For instance, did you know that the constitution of the United States of America owes its existence to the Oyster Wars – yes, a war between fishermen over the shell-shaped, staid-looking creature? Or that we can give thanks for Daylight Savings Time to a businessman who really just wanted more hours for playing golf?

This is my first time reading any sort of historical non-fiction and I am wondering how much of my enjoyment stems from the actual history and how much from Mr. Bryson’s skills as a writer.

With a keen eye for adjectives, Mr. Bryson seems to be a virtuoso at using simple, ordinary words to paint highly vivid and at times amusing images.

On the early colonists borrowing words from the Indians: “Most Indian terms, however, were not so amenable to simple transliteration. Many had to be brusquely and repeatedly pummelled into shape, like a recalcitrant pillow, before any English speaker could feel comfortable with them.”

On American English slowly assuming its own identity: “Partly from the lack of daily contact with the British, partly from conditions peculiar to American life, and partly perhaps from whim, American English soon began wandering off in new directions.”
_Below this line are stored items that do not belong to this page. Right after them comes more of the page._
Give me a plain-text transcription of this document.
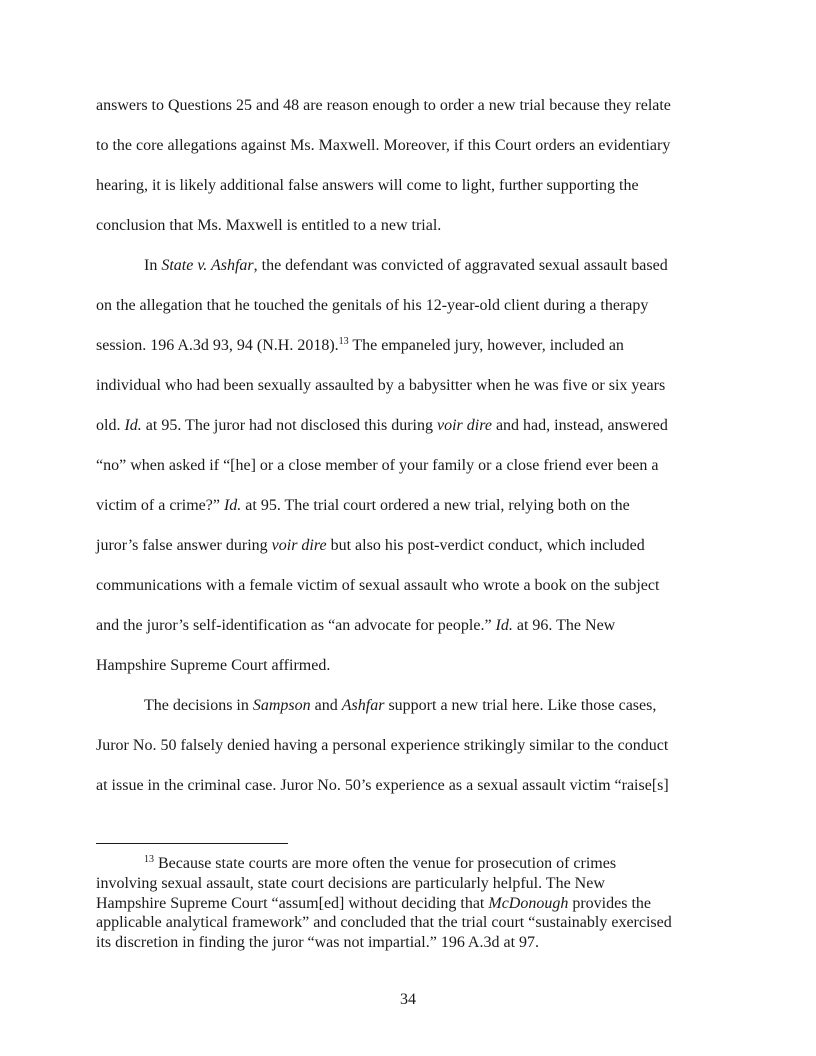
answers to Questions 25 and 48 are reason enough to order a new trial because they relate
to the core allegations against Ms. Maxwell. Moreover, if this Court orders an evidentiary
hearing, it is likely additional false answers will come to light, further supporting the
conclusion that Ms. Maxwell is entitled to a new trial.
In State v. Ashfar, the defendant was convicted of aggravated sexual assault based
on the allegation that he touched the genitals of his 12-year-old client during a therapy
session. 196 A.3d 93, 94 (N.H. 2018).$^{13}$ The empaneled jury, however, included an
individual who had been sexually assaulted by a babysitter when he was five or six years
old. Id. at 95. The juror had not disclosed this during voir dire and had, instead, answered
“no” when asked if “[he] or a close member of your family or a close friend ever been a
victim of a crime?” Id. at 95. The trial court ordered a new trial, relying both on the
juror’s false answer during voir dire but also his post-verdict conduct, which included
communications with a female victim of sexual assault who wrote a book on the subject
and the juror’s self-identification as “an advocate for people.” Id. at 96. The New
Hampshire Supreme Court affirmed.
The decisions in Sampson and Ashfar support a new trial here. Like those cases,
Juror No. 50 falsely denied having a personal experience strikingly similar to the conduct
at issue in the criminal case. Juror No. 50’s experience as a sexual assault victim “raise[s]
$^{13}$ Because state courts are more often the venue for prosecution of crimes
involving sexual assault, state court decisions are particularly helpful. The New
Hampshire Supreme Court “assum[ed] without deciding that McDonough provides the
applicable analytical framework” and concluded that the trial court “sustainably exercised
its discretion in finding the juror “was not impartial.” 196 A.3d at 97.
34
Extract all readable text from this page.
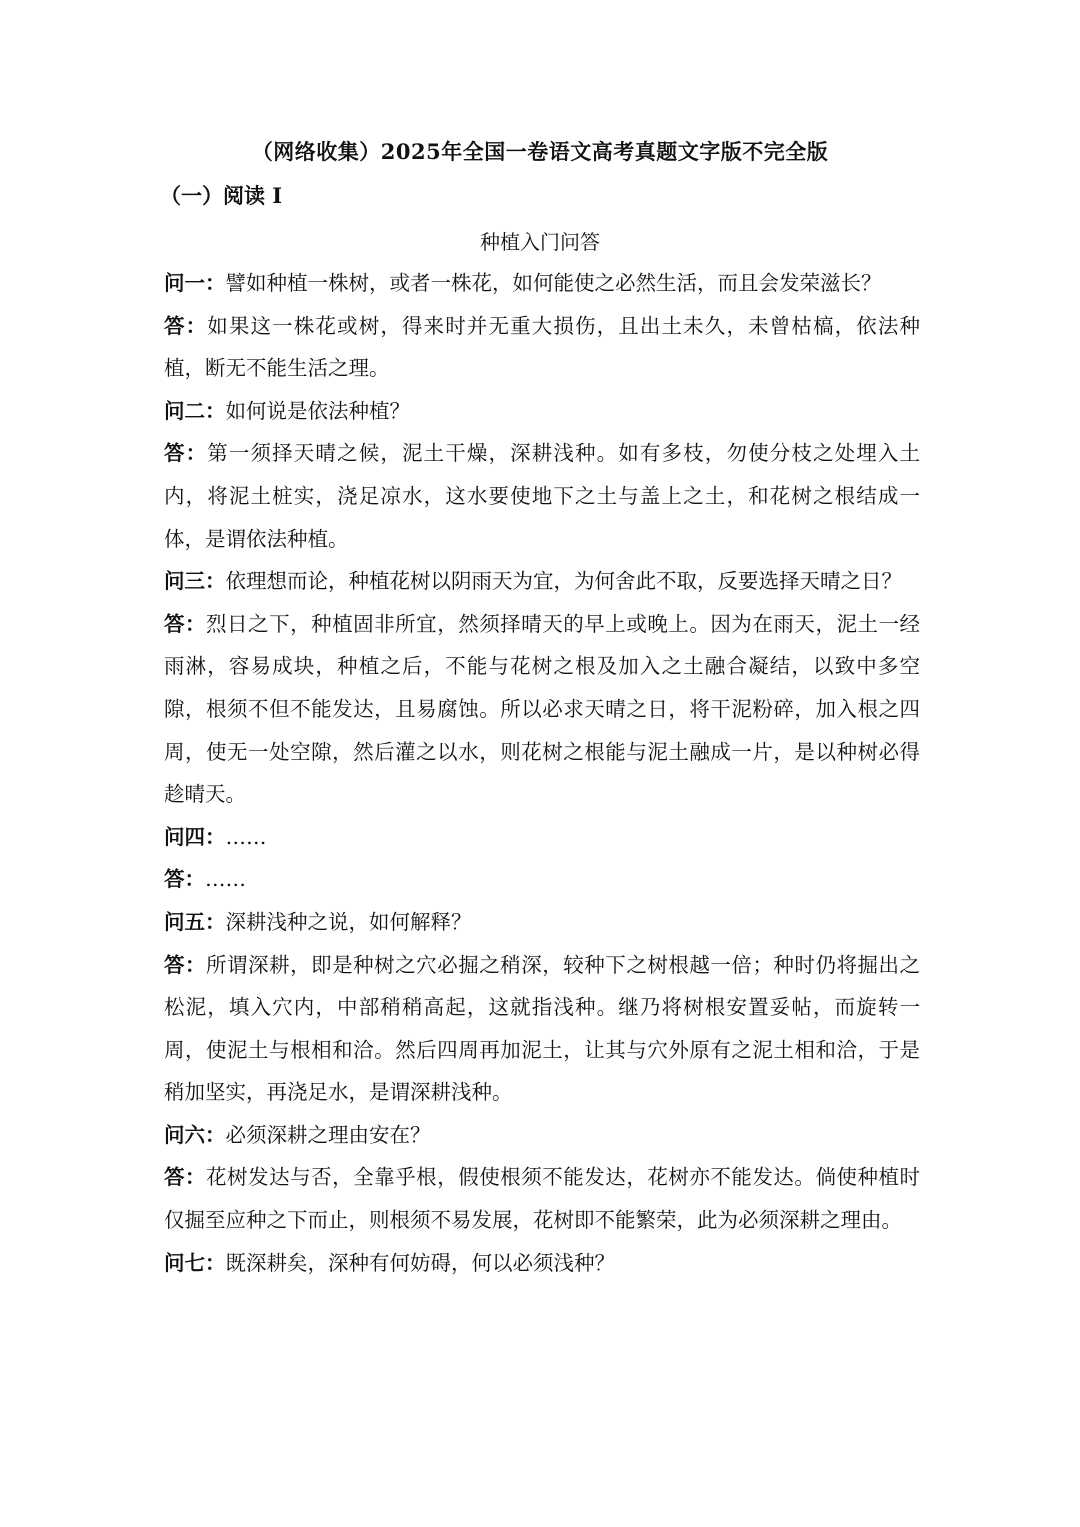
（网络收集）2025年全国一卷语文高考真题文字版不完全版
（一）阅读 I
种植入门问答

问一：譬如种植一株树，或者一株花，如何能使之必然生活，而且会发荣滋长？

答：如果这一株花或树，得来时并无重大损伤，且出土未久，未曾枯槁，依法种植，断无不能生活之理。

问二：如何说是依法种植？

答：第一须择天晴之候，泥土干燥，深耕浅种。如有多枝，勿使分枝之处埋入土内，将泥土桩实，浇足凉水，这水要使地下之土与盖上之土，和花树之根结成一体，是谓依法种植。

问三：依理想而论，种植花树以阴雨天为宜，为何舍此不取，反要选择天晴之日？

答：烈日之下，种植固非所宜，然须择晴天的早上或晚上。因为在雨天，泥土一经雨淋，容易成块，种植之后，不能与花树之根及加入之土融合凝结，以致中多空隙，根须不但不能发达，且易腐蚀。所以必求天晴之日，将干泥粉碎，加入根之四周，使无一处空隙，然后灌之以水，则花树之根能与泥土融成一片，是以种树必得趁晴天。

问四：……

答：……

问五：深耕浅种之说，如何解释？

答：所谓深耕，即是种树之穴必掘之稍深，较种下之树根越一倍；种时仍将掘出之松泥，填入穴内，中部稍稍高起，这就指浅种。继乃将树根安置妥帖，而旋转一周，使泥土与根相和洽。然后四周再加泥土，让其与穴外原有之泥土相和洽，于是稍加坚实，再浇足水，是谓深耕浅种。

问六：必须深耕之理由安在？

答：花树发达与否，全靠乎根，假使根须不能发达，花树亦不能发达。倘使种植时仅掘至应种之下而止，则根须不易发展，花树即不能繁荣，此为必须深耕之理由。

问七：既深耕矣，深种有何妨碍，何以必须浅种？
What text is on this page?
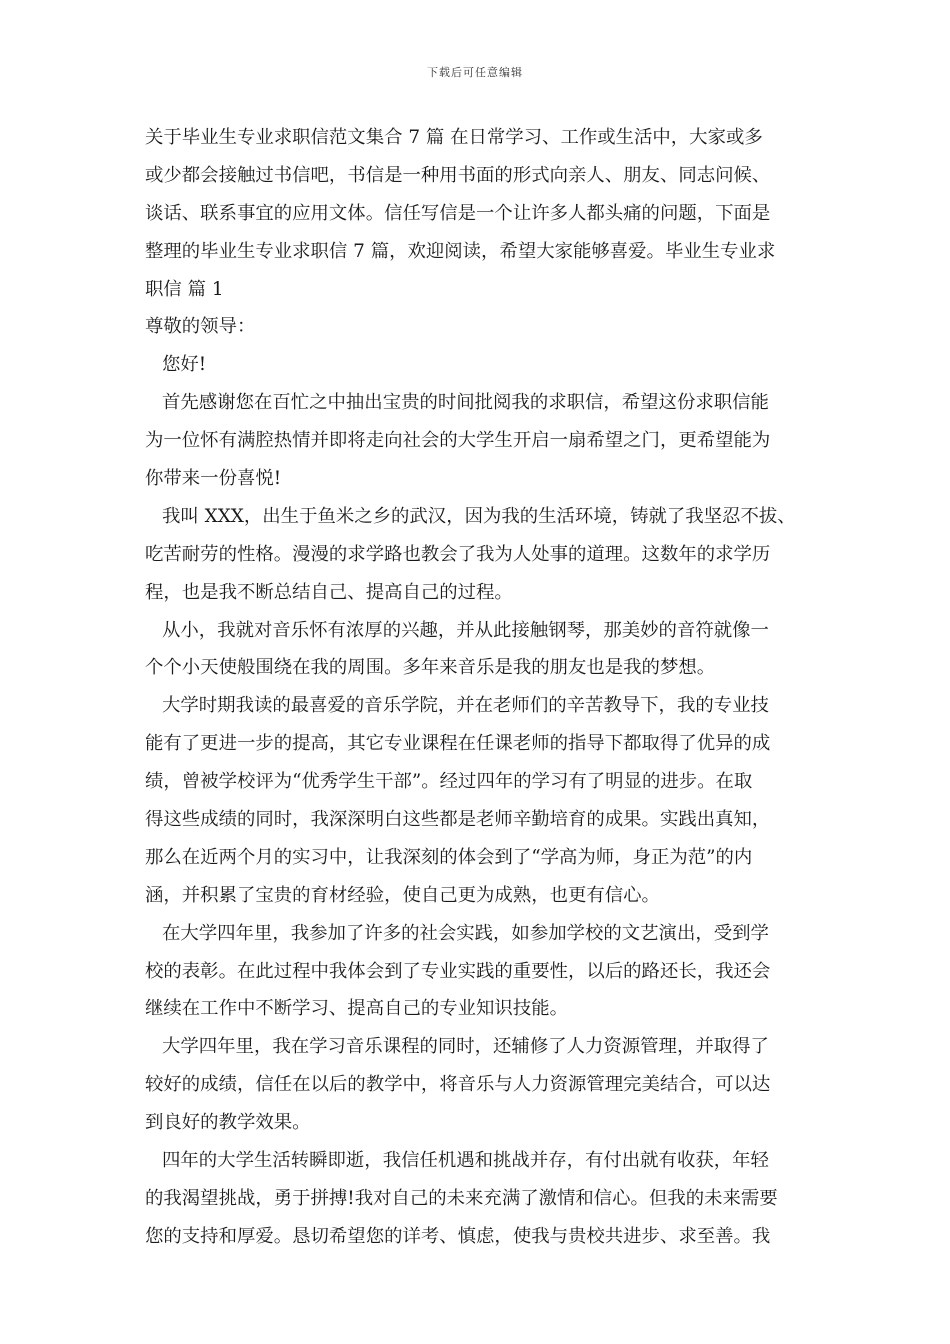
下载后可任意编辑
关于毕业生专业求职信范文集合 7 篇 在日常学习、工作或生活中，大家或多
或少都会接触过书信吧，书信是一种用书面的形式向亲人、朋友、同志问候、
谈话、联系事宜的应用文体。信任写信是一个让许多人都头痛的问题，下面是
整理的毕业生专业求职信 7 篇，欢迎阅读，希望大家能够喜爱。毕业生专业求
职信 篇 1
尊敬的领导：
您好!
首先感谢您在百忙之中抽出宝贵的时间批阅我的求职信，希望这份求职信能
为一位怀有满腔热情并即将走向社会的大学生开启一扇希望之门，更希望能为
你带来一份喜悦!
我叫 XXX，出生于鱼米之乡的武汉，因为我的生活环境，铸就了我坚忍不拔、
吃苦耐劳的性格。漫漫的求学路也教会了我为人处事的道理。这数年的求学历
程，也是我不断总结自己、提高自己的过程。
从小，我就对音乐怀有浓厚的兴趣，并从此接触钢琴，那美妙的音符就像一
个个小天使般围绕在我的周围。多年来音乐是我的朋友也是我的梦想。
大学时期我读的最喜爱的音乐学院，并在老师们的辛苦教导下，我的专业技
能有了更进一步的提高，其它专业课程在任课老师的指导下都取得了优异的成
绩，曾被学校评为“优秀学生干部”。经过四年的学习有了明显的进步。在取
得这些成绩的同时，我深深明白这些都是老师辛勤培育的成果。实践出真知，
那么在近两个月的实习中，让我深刻的体会到了“学高为师，身正为范”的内
涵，并积累了宝贵的育材经验，使自己更为成熟，也更有信心。
在大学四年里，我参加了许多的社会实践，如参加学校的文艺演出，受到学
校的表彰。在此过程中我体会到了专业实践的重要性，以后的路还长，我还会
继续在工作中不断学习、提高自己的专业知识技能。
大学四年里，我在学习音乐课程的同时，还辅修了人力资源管理，并取得了
较好的成绩，信任在以后的教学中，将音乐与人力资源管理完美结合，可以达
到良好的教学效果。
四年的大学生活转瞬即逝，我信任机遇和挑战并存，有付出就有收获，年轻
的我渴望挑战，勇于拼搏!我对自己的未来充满了激情和信心。但我的未来需要
您的支持和厚爱。恳切希望您的详考、慎虑，使我与贵校共进步、求至善。我
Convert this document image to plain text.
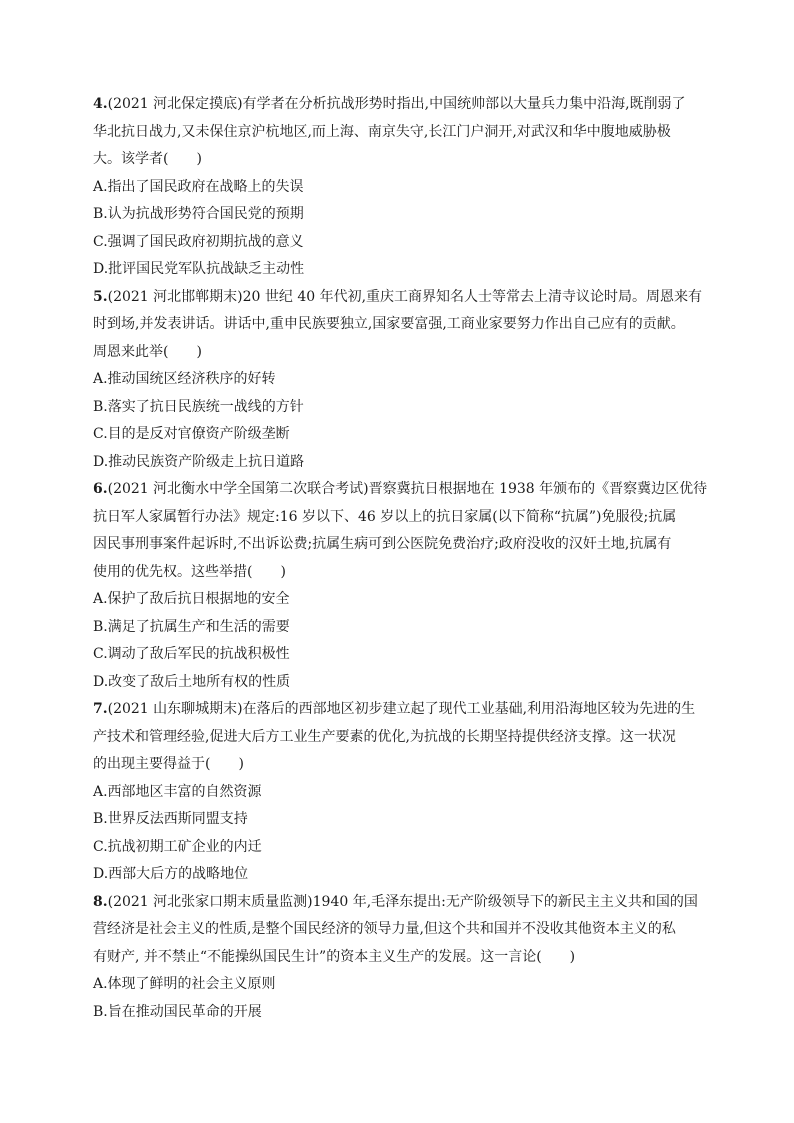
4.(2021 河北保定摸底)有学者在分析抗战形势时指出,中国统帅部以大量兵力集中沿海,既削弱了
华北抗日战力,又未保住京沪杭地区,而上海、南京失守,长江门户洞开,对武汉和华中腹地威胁极
大。该学者(　　)
A.指出了国民政府在战略上的失误
B.认为抗战形势符合国民党的预期
C.强调了国民政府初期抗战的意义
D.批评国民党军队抗战缺乏主动性
5.(2021 河北邯郸期末)20 世纪 40 年代初,重庆工商界知名人士等常去上清寺议论时局。周恩来有
时到场,并发表讲话。讲话中,重申民族要独立,国家要富强,工商业家要努力作出自己应有的贡献。
周恩来此举(　　)
A.推动国统区经济秩序的好转
B.落实了抗日民族统一战线的方针
C.目的是反对官僚资产阶级垄断
D.推动民族资产阶级走上抗日道路
6.(2021 河北衡水中学全国第二次联合考试)晋察冀抗日根据地在 1938 年颁布的《晋察冀边区优待
抗日军人家属暂行办法》规定:16 岁以下、46 岁以上的抗日家属(以下简称“抗属”)免服役;抗属
因民事刑事案件起诉时,不出诉讼费;抗属生病可到公医院免费治疗;政府没收的汉奸土地,抗属有
使用的优先权。这些举措(　　)
A.保护了敌后抗日根据地的安全
B.满足了抗属生产和生活的需要
C.调动了敌后军民的抗战积极性
D.改变了敌后土地所有权的性质
7.(2021 山东聊城期末)在落后的西部地区初步建立起了现代工业基础,利用沿海地区较为先进的生
产技术和管理经验,促进大后方工业生产要素的优化,为抗战的长期坚持提供经济支撑。这一状况
的出现主要得益于(　　)
A.西部地区丰富的自然资源
B.世界反法西斯同盟支持
C.抗战初期工矿企业的内迁
D.西部大后方的战略地位
8.(2021 河北张家口期末质量监测)1940 年,毛泽东提出:无产阶级领导下的新民主主义共和国的国
营经济是社会主义的性质,是整个国民经济的领导力量,但这个共和国并不没收其他资本主义的私
有财产, 并不禁止“不能操纵国民生计”的资本主义生产的发展。这一言论(　　)
A.体现了鲜明的社会主义原则
B.旨在推动国民革命的开展
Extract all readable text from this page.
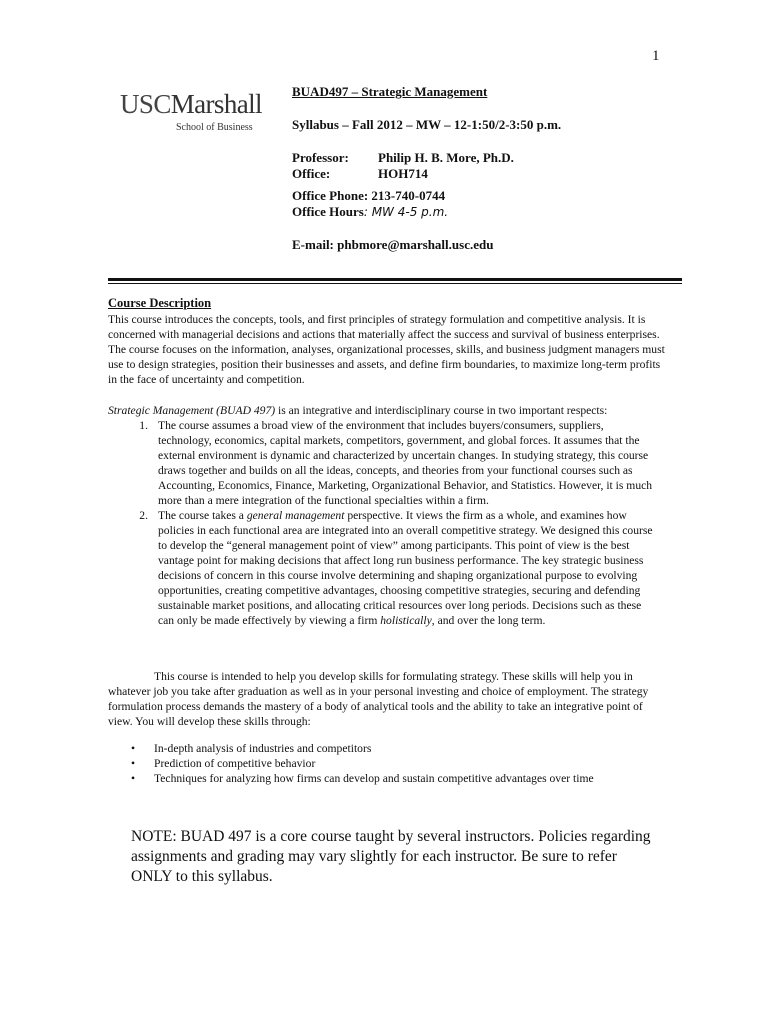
1
USCMarshall
School of Business
BUAD497 – Strategic Management
Syllabus – Fall 2012 – MW – 12-1:50/2-3:50 p.m.
Professor:	Philip H. B. More, Ph.D.
Office:	HOH714
Office Phone: 213-740-0744
Office Hours: MW 4-5 p.m.
E-mail: phbmore@marshall.usc.edu
Course Description
This course introduces the concepts, tools, and first principles of strategy formulation and competitive analysis. It is concerned with managerial decisions and actions that materially affect the success and survival of business enterprises. The course focuses on the information, analyses, organizational processes, skills, and business judgment managers must use to design strategies, position their businesses and assets, and define firm boundaries, to maximize long-term profits in the face of uncertainty and competition.
Strategic Management (BUAD 497) is an integrative and interdisciplinary course in two important respects:
1. The course assumes a broad view of the environment that includes buyers/consumers, suppliers, technology, economics, capital markets, competitors, government, and global forces. It assumes that the external environment is dynamic and characterized by uncertain changes. In studying strategy, this course draws together and builds on all the ideas, concepts, and theories from your functional courses such as Accounting, Economics, Finance, Marketing, Organizational Behavior, and Statistics. However, it is much more than a mere integration of the functional specialties within a firm.
2. The course takes a general management perspective. It views the firm as a whole, and examines how policies in each functional area are integrated into an overall competitive strategy. We designed this course to develop the “general management point of view” among participants. This point of view is the best vantage point for making decisions that affect long run business performance. The key strategic business decisions of concern in this course involve determining and shaping organizational purpose to evolving opportunities, creating competitive advantages, choosing competitive strategies, securing and defending sustainable market positions, and allocating critical resources over long periods. Decisions such as these can only be made effectively by viewing a firm holistically, and over the long term.
This course is intended to help you develop skills for formulating strategy. These skills will help you in whatever job you take after graduation as well as in your personal investing and choice of employment. The strategy formulation process demands the mastery of a body of analytical tools and the ability to take an integrative point of view. You will develop these skills through:
•	In-depth analysis of industries and competitors
•	Prediction of competitive behavior
•	Techniques for analyzing how firms can develop and sustain competitive advantages over time
NOTE: BUAD 497 is a core course taught by several instructors. Policies regarding assignments and grading may vary slightly for each instructor. Be sure to refer ONLY to this syllabus.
The Beautiful Mystery by Louise Penny

The Beautiful Mystery, the latest in the Chief Inspector Armand Gamache of the Sûreté du Québec series, is the other book I’m currently busy with. This is my first introduction to Louise Penny and to crime fiction in general (my only other foray in recent times was The Faithful Place by Tana French – a novel I liked).

As with Miss French I find myself fascinated more with the characters than the plot. Indeed I have a suspicion that Miss Penny means it to be so. The Chief Inspector’s claim that a murder is really just the tipping point – a culmination of the thousands of small hurts and disagreements that began much earlier than the actual act of murder – makes me even more interested in the characters – who they are, their motivations, their ambitions – than in the plot that is unfolding.

I am inclined to think that in learning more about the individual, I will come to know more about the murder. Or that is what Miss Penny seems to be nudging me to think!

Update Feb 1, 2013: I’m now half-way through the book and the plot is thickening; the characters are more fleshed out; the fog around enimities and back-stories is slowly dissolving. In all, the book is becoming un-putdownable!


The Argument for Books— ‘Heavy, Smelly, Cumbersome, Perfect Bound Books’ –  pushes across a point that at times seems to me a big justification for physical books – that “Books are a nexus”. Reading is a solitary experience and the advent of e-readers has made it more so. “Heavy, smelly, cumbersome books” through book stores and libraries and the passing of one copy from one generation to another makes the reading experience more communal.

I love and enjoy my Kindle hugely; however, I am NOT in favour of a completely paperless world. I see value in having BOTH paper and e-books and I most certainly do not want e-books to obliterate paper books.

I also wonder at the slightly fanatical tone that seems to tinge both the camps in any discussion on this issue.

I’m also thinking about Litlove’s recent comment that, “The problem with the ebook is that it is fundamentally a gadget, not a significant technological improvement in the act of reading.”

What do you think?


In other news, 28th January was the 200th birthday of Pride & Prejudice!

Here’s a great article in LA Review: Pride & Prejudice Forever – I am tempted to look up the Patricia Meyer Spacks edition. I would love a critical reading of Pride & Prejudice with an understanding of the historical and political context in which Jane Austen wrote it.

And if you haven’t  yet you should check out The Lizze Bennet Diaries once. They’re fun!